The general form is:
\(\dfrac{dy}{dt} = ky\)
where:
- \(y\) is the quantity at time \(t\)
- \(k\) is the constant of proportionality
- \(k > 0\) models exponential growth
- \(k < 0\) models exponential decay
Solution to the General Exponential Model:
Solving \(\dfrac{dy}{dt} = ky\) by separation of variables:
\( \frac{1}{y} \, dy = k \, dt \) Integrating: \( \ln|y| = kt + C \)
Exponentiating: \( y = Ae^{kt} \) where \(A\) is a constant determined by initial conditions.
Key Notes:
- If \(y(0) = y_0\), then \(A = y_0\) and the solution is: \( y = y_0 e^{kt} \)
- The sign of \(k\) determines growth (\(k > 0\)) or decay (\(k < 0\)).
- Half-life, doubling time, and other time constants can be found using logarithmic properties.
Procedure for Solving Exponential Models:
- Write the problem as a differential equation of the form \(\dfrac{dy}{dt} = ky\).
- Separate variables and integrate to find the general solution \(y = Ae^{kt}\).
- Apply the given initial condition to find \(A\).
- If a second data point is given, use it to determine \(k\).
Example:
A population of bacteria grows at a rate proportional to its size.

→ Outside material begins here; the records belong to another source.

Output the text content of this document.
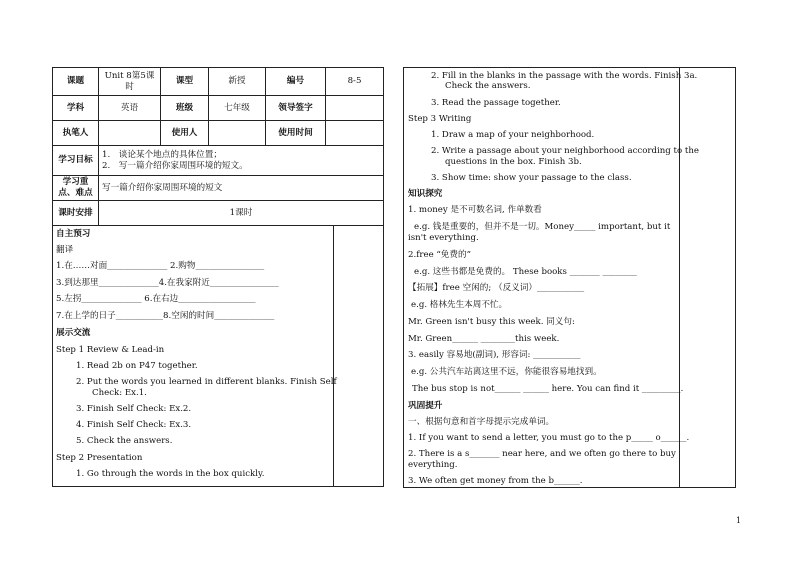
课题	Unit 8第5课时	课型	新授	编号	8-5
学科	英语	班级	七年级	领导签字	
执笔人		使用人		使用时间	
学习目标	1.　谈论某个地点的具体位置；
2.　写一篇介绍你家周围环境的短文。				

学习重点、难点	写一篇介绍你家周围环境的短文				
课时安排	1课时				
自主预习
翻译
1.在……对面______________ 2.购物________________
3.到达那里______________4.在我家附近________________
5.左拐______________ 6.在右边__________________
7.在上学的日子___________8.空闲的时间______________
展示交流
Step 1 Review & Lead-in
1. Read 2b on P47 together.
2. Put the words you learned in different blanks. Finish Self
Check: Ex.1.
3. Finish Self Check: Ex.2.
4. Finish Self Check: Ex.3.
5. Check the answers.
Step 2 Presentation
1. Go through the words in the box quickly.
2. Fill in the blanks in the passage with the words. Finish 3a.
Check the answers.
3. Read the passage together.
Step 3 Writing
1. Draw a map of your neighborhood.
2. Write a passage about your neighborhood according to the
questions in the box. Finish 3b.
3. Show time: show your passage to the class.
知识探究
1. money 是不可数名词, 作单数看
e.g. 钱是重要的，但并不是一切。Money_____ important, but it
isn't everything.
2.free “免费的”
e.g. 这些书都是免费的。 These books _______ ________
【拓展】free 空闲的; （反义词）___________
e.g. 格林先生本周不忙。
Mr. Green isn't busy this week. 同义句:
Mr. Green______ ________this week.
3. easily 容易地(副词), 形容词: ___________
e.g. 公共汽车站离这里不远，你能很容易地找到。
The bus stop is not______ ______ here. You can find it _________.
巩固提升
一、根据句意和首字母提示完成单词。
1. If you want to send a letter, you must go to the p_____ o______.
2. There is a s_______ near here, and we often go there to buy
everything.
3. We often get money from the b______.
1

Initially, there are 500 bacteria, and after 3 hours the population reaches 2000. Find the population at any time \(t\).
▶️Answer/Explanation
Let \(y\) be the population at time \(t\) hours.
We have:
\( \frac{dy}{dt} = ky \)
General solution:
\( y = Ae^{kt} \)
From
\(y(0) = 500\): \( 500 = Ae^{0} \quad \Rightarrow \quad A = 500 \)
So:
\( y = 500 e^{kt} \)
From \(y(3) = 2000\):
\( 2000 = 500 e^{3k} \quad \Rightarrow \quad 4 = e^{3k} \quad \Rightarrow \quad 3k = \ln 4 \quad \Rightarrow \quad k = \frac{\ln 4}{3} \)
Thus:
\( y = 500 e^{\left(\frac{\ln 4}{3}\right) t} \)
Example:
A radioactive substance decays at a rate proportional to its mass. Initially, there are 100 g, and after 10 hours, 25 g remain. Find the formula for the mass \(m(t)\) at time \(t\).
▶️Answer/Explanation
We have:
\( \frac{dm}{dt} = km \)
General solution:
\( m = Ae^{kt} \)
From \(m(0) = 100\):
\( 100 = A \quad \Rightarrow \quad m = 100 e^{kt} \)
From \(m(10) = 25\):
\( 25 = 100 e^{10k} \quad \Rightarrow \quad 0.25 = e^{10k} \quad \Rightarrow \quad 10k = \ln(0.25) \quad \Rightarrow \quad k = \frac{\ln(0.25)}{10} \)
Thus:
\( m(t) = 100 e^{\left(\frac{\ln(0.25)}{10}\right) t} \)
Example:
The mass of a certain radioactive isotope decreases at a rate proportional to its mass. Initially, the mass is 120 g. After 5 years, the mass is 90 g. Which of the following represents the mass \(m(t)\) at time \(t\) years?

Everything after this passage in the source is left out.